Blog changes

Thanks to everyone who followed Training Because I Can! over the last nine years. This blog started with Addison's Disease, hypothyroidism and a crazy idea of doing an Ironman distance triathlon. My life has changed and so has this blog. I am using this blog strictly for Addison's Support topics from here on out. I hope to continue providing people with hints for living life well with adrenal insufficiency.

Thursday, May 21, 2009

Hope - a rant


I lurk on a couple of Addison's boards and don't post.  Most who feel really bad don't listen to posts written by the healthy and it's a waste of my time and energy to say anything.  What I consistently read is that once diagnosed with Addison's, all of our lives go to hell.  Simply not true.

To live life well with Addison's is hard work, that's true.  We all have bad days and sometimes weeks, that's true.  Some of us end up in the ER more often than others, some of us don't.  

There is hope.  You CAN feel well.  You can achieve what you want to achieve within reason.  What's reasonable is always a moving target, no matter if you have Addison's or not.  

Prior to Addison's, I was never able to achieve my potential because I was always getting sick or falling asleep or throwing up.  Now, through lots of research, experimentation, eating well, sleeping enough, reaching out to other Addisonian's with my questions, being proactive with my health care and researching some more, I am able to do more than the average American despite my once or twice a year visits to the ER. 

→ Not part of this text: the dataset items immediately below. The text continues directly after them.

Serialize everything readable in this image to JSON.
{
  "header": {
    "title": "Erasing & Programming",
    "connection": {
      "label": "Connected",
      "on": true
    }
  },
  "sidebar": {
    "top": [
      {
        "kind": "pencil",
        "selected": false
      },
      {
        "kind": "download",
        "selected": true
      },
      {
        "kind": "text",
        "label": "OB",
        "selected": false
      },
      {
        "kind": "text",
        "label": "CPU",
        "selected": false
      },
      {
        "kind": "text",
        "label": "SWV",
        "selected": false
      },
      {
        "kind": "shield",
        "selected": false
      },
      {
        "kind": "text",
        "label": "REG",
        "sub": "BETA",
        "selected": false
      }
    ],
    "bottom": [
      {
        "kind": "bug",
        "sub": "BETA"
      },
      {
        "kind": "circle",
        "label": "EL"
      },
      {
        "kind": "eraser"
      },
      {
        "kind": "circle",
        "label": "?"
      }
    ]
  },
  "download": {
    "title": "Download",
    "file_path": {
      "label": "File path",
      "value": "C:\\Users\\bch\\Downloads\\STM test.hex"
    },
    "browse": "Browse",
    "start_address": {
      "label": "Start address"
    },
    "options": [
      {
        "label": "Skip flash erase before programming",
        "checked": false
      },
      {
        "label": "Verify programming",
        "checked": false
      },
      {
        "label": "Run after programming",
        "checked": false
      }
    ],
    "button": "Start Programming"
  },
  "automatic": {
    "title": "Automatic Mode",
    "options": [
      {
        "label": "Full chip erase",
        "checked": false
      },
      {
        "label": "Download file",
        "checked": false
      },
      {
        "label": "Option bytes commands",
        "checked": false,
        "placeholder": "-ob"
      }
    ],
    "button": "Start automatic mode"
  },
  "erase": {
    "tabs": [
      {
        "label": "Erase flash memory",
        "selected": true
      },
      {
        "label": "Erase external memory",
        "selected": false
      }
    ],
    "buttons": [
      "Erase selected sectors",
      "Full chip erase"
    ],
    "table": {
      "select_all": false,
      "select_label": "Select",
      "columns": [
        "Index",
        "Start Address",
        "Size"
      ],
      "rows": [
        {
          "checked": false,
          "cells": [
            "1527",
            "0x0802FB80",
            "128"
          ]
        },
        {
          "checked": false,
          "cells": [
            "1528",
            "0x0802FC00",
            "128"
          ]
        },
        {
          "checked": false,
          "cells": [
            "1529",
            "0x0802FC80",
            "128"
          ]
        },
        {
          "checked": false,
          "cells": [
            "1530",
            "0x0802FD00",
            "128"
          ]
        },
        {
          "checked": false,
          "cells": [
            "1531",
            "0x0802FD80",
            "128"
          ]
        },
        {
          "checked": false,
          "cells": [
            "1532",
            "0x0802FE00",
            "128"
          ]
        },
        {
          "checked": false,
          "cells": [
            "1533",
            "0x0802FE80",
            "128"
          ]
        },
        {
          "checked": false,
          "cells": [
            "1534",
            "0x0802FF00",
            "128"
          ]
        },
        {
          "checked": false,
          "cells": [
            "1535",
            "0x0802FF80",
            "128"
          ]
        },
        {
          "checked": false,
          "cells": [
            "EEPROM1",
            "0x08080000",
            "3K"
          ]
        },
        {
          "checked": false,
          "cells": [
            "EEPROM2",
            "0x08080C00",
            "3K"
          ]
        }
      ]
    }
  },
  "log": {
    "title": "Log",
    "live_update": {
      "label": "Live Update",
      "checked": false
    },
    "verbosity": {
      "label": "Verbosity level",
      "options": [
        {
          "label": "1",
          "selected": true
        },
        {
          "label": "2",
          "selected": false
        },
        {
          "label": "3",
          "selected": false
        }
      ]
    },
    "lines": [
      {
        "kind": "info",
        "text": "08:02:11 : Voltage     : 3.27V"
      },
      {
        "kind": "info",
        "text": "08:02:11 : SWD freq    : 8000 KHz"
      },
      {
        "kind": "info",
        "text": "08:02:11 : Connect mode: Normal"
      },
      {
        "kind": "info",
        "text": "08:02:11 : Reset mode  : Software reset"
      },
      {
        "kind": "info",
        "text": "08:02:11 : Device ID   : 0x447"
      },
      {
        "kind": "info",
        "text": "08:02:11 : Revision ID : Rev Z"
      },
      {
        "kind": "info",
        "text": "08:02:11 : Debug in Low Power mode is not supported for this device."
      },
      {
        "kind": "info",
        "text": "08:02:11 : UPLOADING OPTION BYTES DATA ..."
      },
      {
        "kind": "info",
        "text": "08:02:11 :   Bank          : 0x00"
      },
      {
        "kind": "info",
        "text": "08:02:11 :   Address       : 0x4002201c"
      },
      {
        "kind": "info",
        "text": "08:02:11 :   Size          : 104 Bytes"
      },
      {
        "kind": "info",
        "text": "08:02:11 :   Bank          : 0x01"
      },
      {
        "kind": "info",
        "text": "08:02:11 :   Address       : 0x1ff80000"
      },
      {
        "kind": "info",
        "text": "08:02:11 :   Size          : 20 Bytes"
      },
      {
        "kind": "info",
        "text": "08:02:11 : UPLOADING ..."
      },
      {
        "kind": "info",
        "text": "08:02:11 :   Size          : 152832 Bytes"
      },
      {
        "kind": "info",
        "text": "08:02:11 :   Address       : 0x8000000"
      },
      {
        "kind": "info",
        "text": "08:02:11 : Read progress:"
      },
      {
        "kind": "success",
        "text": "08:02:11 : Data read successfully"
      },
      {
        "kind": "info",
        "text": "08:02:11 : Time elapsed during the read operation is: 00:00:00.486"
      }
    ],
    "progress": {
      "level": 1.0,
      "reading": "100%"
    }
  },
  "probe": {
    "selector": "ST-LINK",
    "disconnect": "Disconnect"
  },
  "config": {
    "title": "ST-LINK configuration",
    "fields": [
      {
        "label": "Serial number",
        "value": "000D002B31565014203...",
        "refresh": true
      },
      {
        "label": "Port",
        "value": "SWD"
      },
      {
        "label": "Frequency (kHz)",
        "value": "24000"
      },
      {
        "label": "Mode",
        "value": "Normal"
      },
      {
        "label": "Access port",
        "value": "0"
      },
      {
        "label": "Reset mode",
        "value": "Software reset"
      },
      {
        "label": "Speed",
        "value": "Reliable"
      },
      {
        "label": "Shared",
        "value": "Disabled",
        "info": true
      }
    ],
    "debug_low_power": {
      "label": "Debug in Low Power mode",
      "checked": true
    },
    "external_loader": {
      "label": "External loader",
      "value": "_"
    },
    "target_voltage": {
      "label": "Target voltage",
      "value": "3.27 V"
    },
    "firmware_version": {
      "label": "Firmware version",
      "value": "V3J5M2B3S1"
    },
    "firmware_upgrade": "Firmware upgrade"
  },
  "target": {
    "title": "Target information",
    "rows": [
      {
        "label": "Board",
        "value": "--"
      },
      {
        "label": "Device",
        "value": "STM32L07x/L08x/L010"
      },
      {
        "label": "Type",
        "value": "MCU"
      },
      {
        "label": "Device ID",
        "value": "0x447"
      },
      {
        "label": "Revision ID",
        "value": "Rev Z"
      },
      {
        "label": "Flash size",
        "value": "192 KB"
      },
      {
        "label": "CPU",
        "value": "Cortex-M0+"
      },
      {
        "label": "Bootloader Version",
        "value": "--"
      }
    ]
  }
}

I am so lucky that through this blog and websites, I have met some truly exceptional people who do exceptional things and they also happen to have Addison's.  You can be one of those people.  

Don't let doctors act like gods.  Hold them accountable for the drivel that they might be spewing, ask for documentation.  Be a knowledgeable consumer and present your doctor with FACTS to back up your requests.  Eat well, eat regularly, exercise IF YOU CAN, don't if you can't, set goals and try to achieve them with baby steps, sleep regularly, take your meds on a schedule.  It's amazing how such common sense things can make such a big difference in ones life.  

Most importantly, don't settle for living half a life.  Ask questions, seek answers, know that there are many people with Addison's who live very normalish lives.